Google made a brave and right decision finally.
Google stands up.
Google's decision to stop censoring searches on its China-based servers, rerouting search requests instead to its uncensored Hong Kong facilities, is historic. Google has shown itself unwilling simply to be on the receiving end of whatever Beijing dishes out—and highlighted the growing importance of Hong Kong and Taiwan in shaping the decisions that foreign businesses in China must make.
When an enterprise of Google's global dimensions and visibility reverses course in China and is no longer a passive, compliant subject of government diktats, it sends a message to enterprises world-wide: You can do the same. Submissive participation in the mainland Chinese market is neither inevitable nor unavoidable. Do not fear to assert your interests, and those of your present and potential Chinese customers.
For the most part, foreign companies doing business in mainland China previously assumed that their risks lay on the side of not complying with Beijing's orders, however burdensome or threatening to profits or property interests, physical or intellectual. Leaving the Chinese market was unthinkable, and defying or contesting Beijing's directions just as unthinkable.
Of course, as Google could envision, bucking this conventional wisdom is hardly risk free. Google may be mistaken about its own commercial interests and have to climb down in the near future—Chinese authorities are already filtering results from Google's Hong Kong search engine for mainland users. Beijing's rapid and angry response shows it fully understands the dimensions of this clash, and it may yet win, forcing Google back into censoring searches, or pushing it entirely from the mainland for being uppity.
The company announced starkly that "the Chinese government has been crystal clear throughout our discussions that self-censorship is a non-negotiable legal requirement." That position shows how aggressively Beijing's current leadership will act to control domestic information flows, and foreign businesses generally.
But the mere fact that the Google nail remains upright, despite Beijing's omnipresent hammer, is telling. And if Google succeeds, we cannot even begin to imagine the commercial implications for foreign trade and investment with China. A Google victory is also a victory for China's citizens, a surrogate win for those who value individual liberty and free markets in goods and ideas.

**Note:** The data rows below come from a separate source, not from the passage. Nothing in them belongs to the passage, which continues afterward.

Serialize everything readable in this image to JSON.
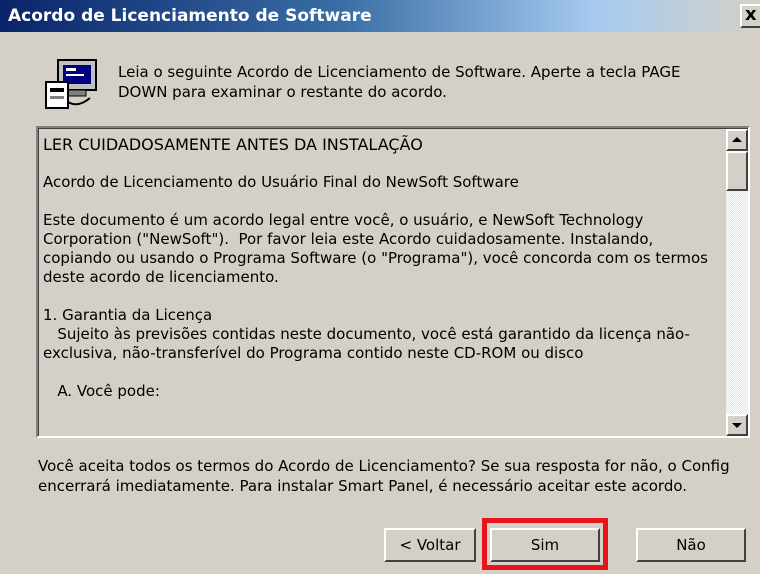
{
  "window": {
    "title": "Acordo de Licenciamento de Software",
    "close_label": "x"
  },
  "header": {
    "icon": "setup-computer-icon",
    "intro_text": "Leia o seguinte Acordo de Licenciamento de Software. Aperte a tecla PAGE DOWN para examinar o restante do acordo."
  },
  "license": {
    "paragraphs": [
      "LER CUIDADOSAMENTE ANTES DA INSTALAÇÃO",
      "Acordo de Licenciamento do Usuário Final do NewSoft Software",
      "Este documento é um acordo legal entre você, o usuário, e NewSoft Technology Corporation (\"NewSoft\").  Por favor leia este Acordo cuidadosamente. Instalando, copiando ou usando o Programa Software (o \"Programa\"), você concorda com os termos deste acordo de licenciamento.",
      "1. Garantia da Licença\n   Sujeito às previsões contidas neste documento, você está garantido da licença não-exclusiva, não-transferível do Programa contido neste CD-ROM ou disco",
      "   A. Você pode:"
    ]
  },
  "question": "Você aceita todos os termos do Acordo de Licenciamento? Se sua resposta for não, o Config encerrará imediatamente. Para instalar Smart Panel, é necessário aceitar este acordo.",
  "buttons": {
    "back": "< Voltar",
    "yes": "Sim",
    "no": "Não"
  },
  "colors": {
    "highlight": "#e8141c",
    "titlebar": "#0a246a"
  }
}
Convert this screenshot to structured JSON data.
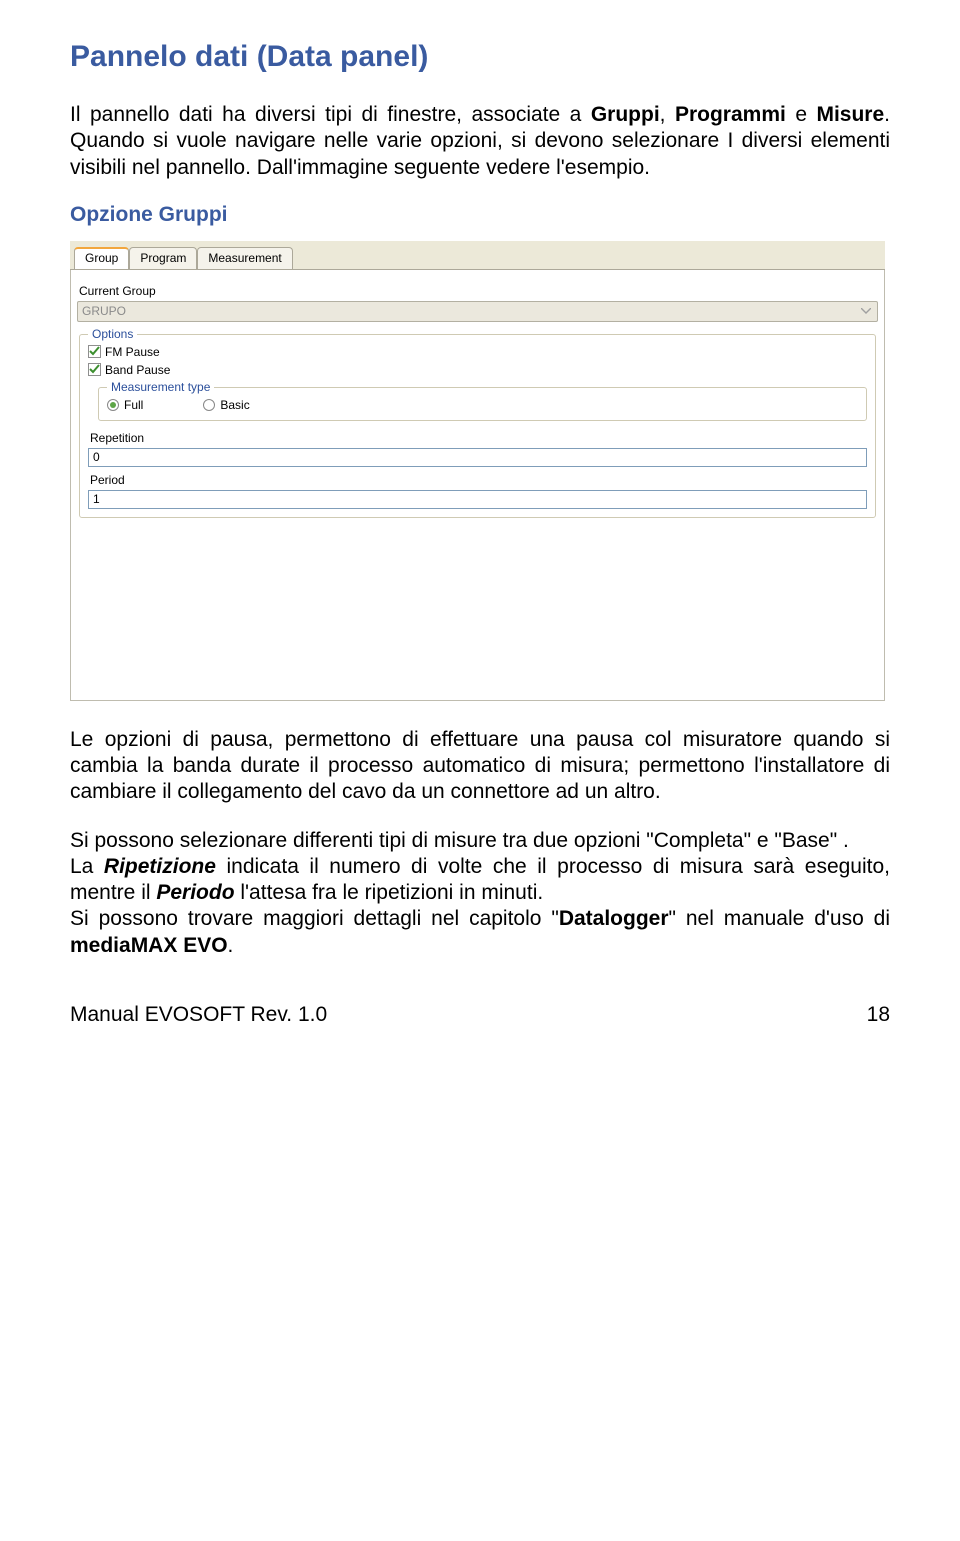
{
  "heading": "Pannelo dati (Data panel)",
  "intro_parts": {
    "p1": "Il pannello dati ha diversi tipi di finestre, associate a ",
    "b1": "Gruppi",
    "p2": ", ",
    "b2": "Programmi",
    "p3": " e ",
    "b3": "Misure",
    "p4": ". Quando si vuole navigare nelle varie opzioni, si devono selezionare I diversi elementi visibili nel pannello. Dall'immagine seguente vedere l'esempio."
  },
  "opzione_title": "Opzione Gruppi",
  "screenshot_ui": {
    "tabs": {
      "group": "Group",
      "program": "Program",
      "measurement": "Measurement"
    },
    "current_group_label": "Current Group",
    "current_group_value": "GRUPO",
    "options_title": "Options",
    "fm_pause": "FM Pause",
    "band_pause": "Band Pause",
    "measurement_type_title": "Measurement type",
    "radio_full": "Full",
    "radio_basic": "Basic",
    "repetition_label": "Repetition",
    "repetition_value": "0",
    "period_label": "Period",
    "period_value": "1"
  },
  "body": {
    "p1": "Le opzioni di pausa, permettono di effettuare una pausa col misuratore quando si cambia la banda durate il processo automatico di misura; permettono l'installatore di cambiare il collegamento del cavo da un connettore ad un altro.",
    "p2": "Si possono selezionare differenti tipi di misure tra due opzioni \"Completa\" e \"Base\" .",
    "p3a": "La ",
    "p3_rip": "Ripetizione",
    "p3b": " indicata il numero di volte che il processo di misura sarà eseguito, mentre il ",
    "p3_per": "Periodo",
    "p3c": " l'attesa fra le ripetizioni in minuti.",
    "p4a": "Si possono trovare maggiori dettagli nel capitolo \"",
    "p4_dl": "Datalogger",
    "p4b": "\" nel manuale d'uso di ",
    "p4_mm": "mediaMAX EVO",
    "p4c": "."
  },
  "footer_left": "Manual EVOSOFT Rev. 1.0",
  "footer_right": "18"
}
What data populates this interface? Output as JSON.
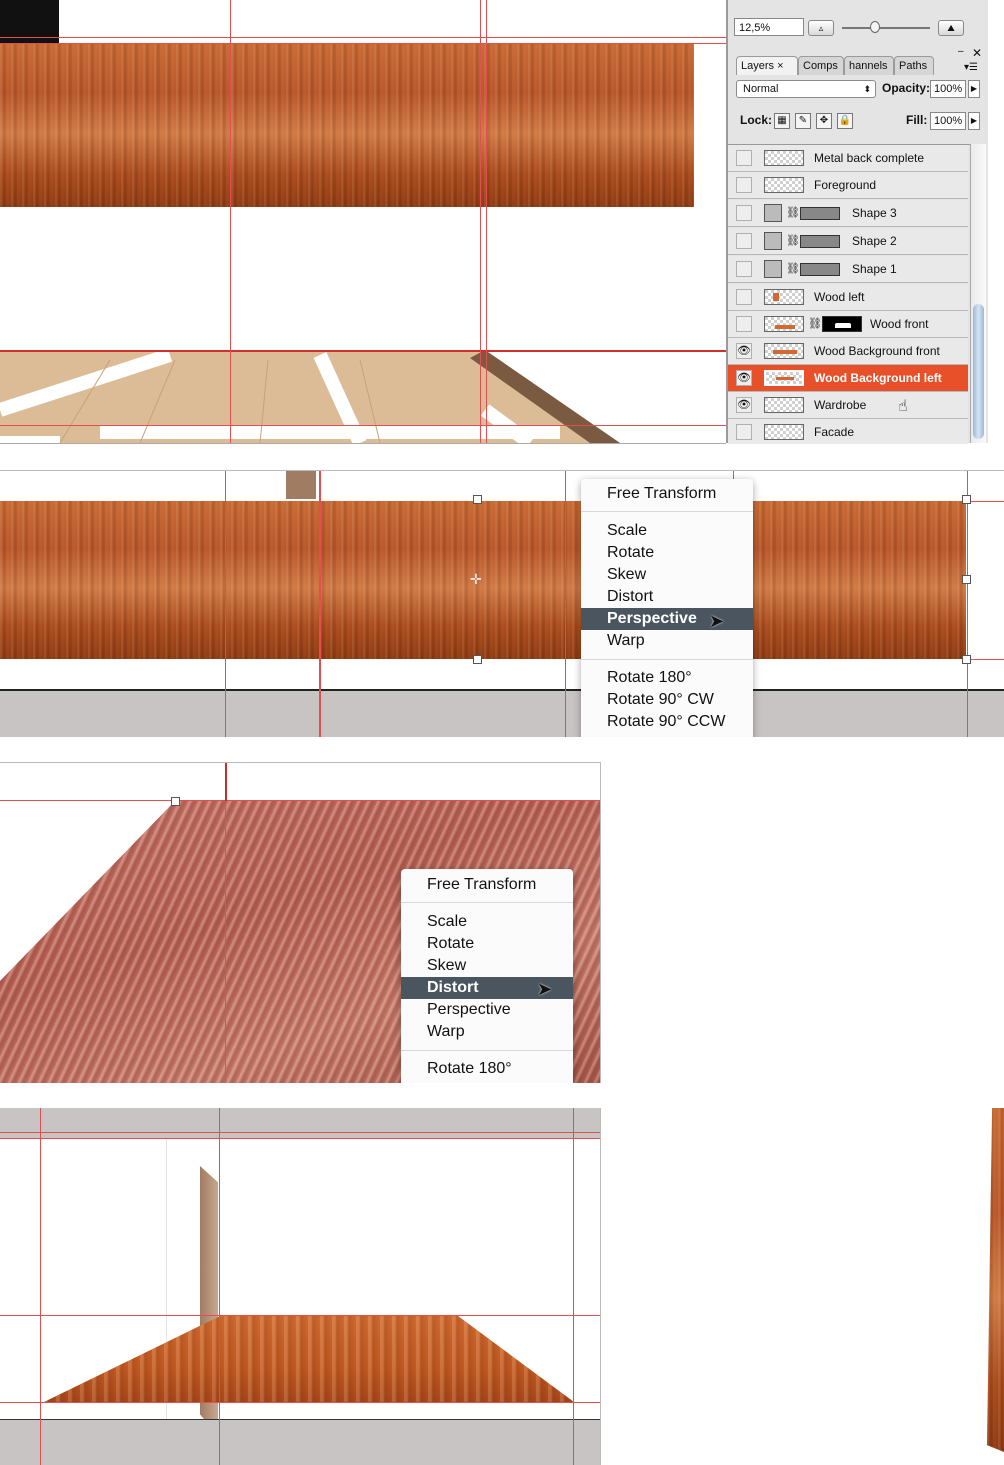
{
  "layers_panel": {
    "zoom": "12,5%",
    "tabs": [
      "Layers",
      "Comps",
      "hannels",
      "Paths"
    ],
    "tab_close": "×",
    "blend_mode": "Normal",
    "opacity_label": "Opacity:",
    "opacity_value": "100%",
    "lock_label": "Lock:",
    "fill_label": "Fill:",
    "fill_value": "100%",
    "layers": [
      {
        "name": "Metal back complete",
        "visible": false,
        "selected": false
      },
      {
        "name": "Foreground",
        "visible": false,
        "selected": false
      },
      {
        "name": "Shape 3",
        "visible": false,
        "selected": false
      },
      {
        "name": "Shape 2",
        "visible": false,
        "selected": false
      },
      {
        "name": "Shape 1",
        "visible": false,
        "selected": false
      },
      {
        "name": "Wood left",
        "visible": false,
        "selected": false
      },
      {
        "name": "Wood front",
        "visible": false,
        "selected": false
      },
      {
        "name": "Wood Background front",
        "visible": true,
        "selected": false
      },
      {
        "name": "Wood Background left",
        "visible": true,
        "selected": true
      },
      {
        "name": "Wardrobe",
        "visible": true,
        "selected": false
      },
      {
        "name": "Facade",
        "visible": false,
        "selected": false
      }
    ]
  },
  "menu_perspective": {
    "title": "Free Transform",
    "items": [
      "Scale",
      "Rotate",
      "Skew",
      "Distort",
      "Perspective",
      "Warp"
    ],
    "highlighted": "Perspective",
    "rotate_items": [
      "Rotate 180°",
      "Rotate 90° CW",
      "Rotate 90° CCW"
    ]
  },
  "menu_distort": {
    "title": "Free Transform",
    "items": [
      "Scale",
      "Rotate",
      "Skew",
      "Distort",
      "Perspective",
      "Warp"
    ],
    "highlighted": "Distort",
    "rotate_items": [
      "Rotate 180°"
    ]
  },
  "colors": {
    "guide": "#e05050",
    "selected_layer": "#e8502a",
    "menu_highlight": "#4a5560",
    "floor_beige": "#dcbc96"
  }
}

Google's response spotlights the distinctive role that mainland China's more free cousins, Hong Kong and Taiwan, may play in shaping business in China in the future. Because Hong Kong still retains a strong attachment to a consistent, fairly applied rule of law, in an economy many now consider freer than that of the United States, Google correctly saw it as a refuge to which it could repair.
Hong Kong's physical reality, its legal protections and lack of corruption, and its potential to be a truly open society are powerful advantages for foreign businesses. Similarly, Taiwan's appeal as a base cannot be dismissed either, especially as economic relations across the Taiwan Strait grow. More closely integrating the two cross-Strait economies will only increase Taiwan's attractiveness to foreign investors and traders.
Google's decision should also tell the U.S. government something about how to advocate its interests with China. The Google controversy coincided with cyber attacks against over 200 American companies, believed by U.S. authorities to have been launched by the People's Liberation Army. China's unchallenged behavior shows why we should not be optimistic that romancing Beijing will produce "crippling" sanctions against Iran's nuclear weapons program any time soon. Instead, the Obama administration should emulate Google's approach in official dealings, and support U.S. businesses in situations similar to Google so they do not have to act alone.